Ladd, a PhD student in Epidemiology at the School, notes another positive outcome of the survey: "[It] shows that a social network such as Facebook could be used to enroll large numbers of participants at little or no cost." Furthermore, she believes the results confer 'a high potential' for using email as a means of anonymous notification.

The survey results will help inform the design of a user-friendly website, tentatively scheduled to launch next summer through a nonprofit called Sexual Health Innovations, which Ladd just founded. Pending funding, the site will allow individuals to anonymously tell their partners that they have been exposed to an STI and should see their doctor or health department for testing. The site will be designed to maximize privacy and minimize false reporting.

Gaydos is optimistic that the website will be effective, a confidence based on the success of an increasingly popular website she and her team developed in 2004: I Want The Kit (IWTK), at iwantthekit.org.

"People can go online to request collection kits to test for STIs," Gaydos says. "This is a form of social media where we allow individuals to collect samples in the privacy of their own homes and mail them in.
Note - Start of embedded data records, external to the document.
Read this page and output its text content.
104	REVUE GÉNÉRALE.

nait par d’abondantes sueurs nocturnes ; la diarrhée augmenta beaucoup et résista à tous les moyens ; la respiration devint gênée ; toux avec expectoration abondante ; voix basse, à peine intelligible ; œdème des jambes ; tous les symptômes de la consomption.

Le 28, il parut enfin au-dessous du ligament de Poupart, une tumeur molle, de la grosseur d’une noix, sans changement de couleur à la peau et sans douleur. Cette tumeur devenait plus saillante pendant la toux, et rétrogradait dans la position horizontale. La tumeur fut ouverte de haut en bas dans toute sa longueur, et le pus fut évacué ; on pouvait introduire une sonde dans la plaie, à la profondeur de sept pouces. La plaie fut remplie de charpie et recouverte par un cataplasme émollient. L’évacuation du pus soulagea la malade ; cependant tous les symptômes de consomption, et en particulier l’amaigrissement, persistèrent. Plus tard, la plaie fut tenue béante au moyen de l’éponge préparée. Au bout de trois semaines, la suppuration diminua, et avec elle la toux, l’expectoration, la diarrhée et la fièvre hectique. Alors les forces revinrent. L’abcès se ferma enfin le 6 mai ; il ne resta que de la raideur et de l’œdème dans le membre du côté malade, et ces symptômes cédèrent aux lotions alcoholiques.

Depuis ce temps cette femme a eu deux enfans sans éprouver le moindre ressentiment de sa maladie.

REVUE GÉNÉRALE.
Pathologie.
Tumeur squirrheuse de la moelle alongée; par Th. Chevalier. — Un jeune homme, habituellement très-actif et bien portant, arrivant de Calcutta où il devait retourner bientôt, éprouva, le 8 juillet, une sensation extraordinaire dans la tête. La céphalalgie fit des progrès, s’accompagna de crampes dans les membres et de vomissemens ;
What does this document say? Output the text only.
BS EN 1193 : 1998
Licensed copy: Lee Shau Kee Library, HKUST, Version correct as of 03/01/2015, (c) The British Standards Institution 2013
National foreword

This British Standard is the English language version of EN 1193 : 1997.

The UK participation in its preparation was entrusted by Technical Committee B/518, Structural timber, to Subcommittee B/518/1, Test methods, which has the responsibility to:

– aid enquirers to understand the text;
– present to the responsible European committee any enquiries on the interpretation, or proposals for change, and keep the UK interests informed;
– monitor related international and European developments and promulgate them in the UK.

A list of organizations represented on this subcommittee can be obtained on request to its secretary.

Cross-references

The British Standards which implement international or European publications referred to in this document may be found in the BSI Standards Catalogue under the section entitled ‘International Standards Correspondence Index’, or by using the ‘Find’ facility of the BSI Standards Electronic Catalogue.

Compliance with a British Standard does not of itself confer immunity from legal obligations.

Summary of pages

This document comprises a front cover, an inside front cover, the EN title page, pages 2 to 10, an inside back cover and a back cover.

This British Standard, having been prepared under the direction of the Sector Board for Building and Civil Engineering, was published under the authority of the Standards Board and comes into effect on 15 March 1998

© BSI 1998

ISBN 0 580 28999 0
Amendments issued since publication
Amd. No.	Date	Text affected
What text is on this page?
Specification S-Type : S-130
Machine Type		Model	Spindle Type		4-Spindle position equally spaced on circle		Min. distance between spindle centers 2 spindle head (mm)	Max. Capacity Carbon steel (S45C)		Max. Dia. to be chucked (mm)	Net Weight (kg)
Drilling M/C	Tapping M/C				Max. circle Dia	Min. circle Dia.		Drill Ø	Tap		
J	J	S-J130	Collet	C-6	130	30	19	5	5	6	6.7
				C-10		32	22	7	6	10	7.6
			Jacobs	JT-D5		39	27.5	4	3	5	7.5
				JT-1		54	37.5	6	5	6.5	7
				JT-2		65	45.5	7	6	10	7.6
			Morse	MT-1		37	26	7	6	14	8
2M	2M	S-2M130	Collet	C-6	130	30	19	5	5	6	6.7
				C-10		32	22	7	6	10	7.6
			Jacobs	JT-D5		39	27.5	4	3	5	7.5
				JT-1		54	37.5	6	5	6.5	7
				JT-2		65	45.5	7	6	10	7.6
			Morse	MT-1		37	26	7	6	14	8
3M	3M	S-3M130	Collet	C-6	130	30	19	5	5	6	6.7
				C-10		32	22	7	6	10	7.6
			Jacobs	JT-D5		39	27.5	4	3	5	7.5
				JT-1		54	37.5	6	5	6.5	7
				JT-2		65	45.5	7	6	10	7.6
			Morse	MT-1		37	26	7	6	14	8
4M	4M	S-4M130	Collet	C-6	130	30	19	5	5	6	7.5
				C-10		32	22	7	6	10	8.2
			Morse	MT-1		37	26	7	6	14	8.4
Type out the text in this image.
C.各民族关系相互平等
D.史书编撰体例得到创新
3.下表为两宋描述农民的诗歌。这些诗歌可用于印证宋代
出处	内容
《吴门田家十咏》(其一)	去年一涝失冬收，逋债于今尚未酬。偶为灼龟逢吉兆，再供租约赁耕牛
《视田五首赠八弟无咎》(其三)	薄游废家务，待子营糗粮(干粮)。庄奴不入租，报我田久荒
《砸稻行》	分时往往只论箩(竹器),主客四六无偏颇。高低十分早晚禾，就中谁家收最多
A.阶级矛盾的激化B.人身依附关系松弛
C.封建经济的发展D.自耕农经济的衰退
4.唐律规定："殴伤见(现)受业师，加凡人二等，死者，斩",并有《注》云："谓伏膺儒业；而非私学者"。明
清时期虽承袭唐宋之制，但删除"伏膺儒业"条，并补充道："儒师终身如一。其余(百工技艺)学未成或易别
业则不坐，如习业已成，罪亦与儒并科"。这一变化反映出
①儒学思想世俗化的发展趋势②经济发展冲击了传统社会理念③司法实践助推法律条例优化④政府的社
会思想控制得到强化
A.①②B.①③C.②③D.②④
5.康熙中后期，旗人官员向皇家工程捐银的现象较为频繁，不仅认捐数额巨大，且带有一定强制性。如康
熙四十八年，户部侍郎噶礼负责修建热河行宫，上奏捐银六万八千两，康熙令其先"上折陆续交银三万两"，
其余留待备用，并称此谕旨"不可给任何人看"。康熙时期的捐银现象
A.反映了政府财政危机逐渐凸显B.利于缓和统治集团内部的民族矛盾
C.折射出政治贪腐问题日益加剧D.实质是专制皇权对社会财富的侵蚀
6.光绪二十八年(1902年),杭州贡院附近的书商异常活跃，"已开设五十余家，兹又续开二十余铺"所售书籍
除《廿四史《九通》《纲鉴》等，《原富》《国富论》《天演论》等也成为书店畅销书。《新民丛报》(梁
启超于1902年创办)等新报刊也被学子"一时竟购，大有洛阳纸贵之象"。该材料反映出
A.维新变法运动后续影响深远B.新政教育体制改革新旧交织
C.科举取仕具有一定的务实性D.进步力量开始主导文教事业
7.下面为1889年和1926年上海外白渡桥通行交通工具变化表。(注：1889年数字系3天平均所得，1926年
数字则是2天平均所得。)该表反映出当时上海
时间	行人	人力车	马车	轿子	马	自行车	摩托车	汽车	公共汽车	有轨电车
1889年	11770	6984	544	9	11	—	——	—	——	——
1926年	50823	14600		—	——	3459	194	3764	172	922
Such an approach is especially useful for, say, a 15-year-old girl who doesn't want her parents to know she's having sex, but who knows she might have been exposed to an STI."

Individuals can receive notice of their test results however they request; texting is popular with many. "That 15-year old girl, for example, is not going to want a call to her house," Gaydos says. "The message is coded, so we are not giving out any private information, nor do we text any positive results."

There are limits, of course, to the use of technology and social networking for certain purposes. As Gaydos points out, human contact, even via the phone, is still more important for many people. Because their recent Facebook survey was small and participants were mostly college-educated white women, Gaydos and Ladd are conducting a similar survey with Baltimore Health Department patients, who are primarily inner-city African-Americans.

But according to Gaydos, the survey results have "definitely" helped public health researchers better target future efforts on this and other health issues. "Social media is a great way to reach adolescents and young people," she says, "and that is exactly where most STIs are—in men and women under the age of 25."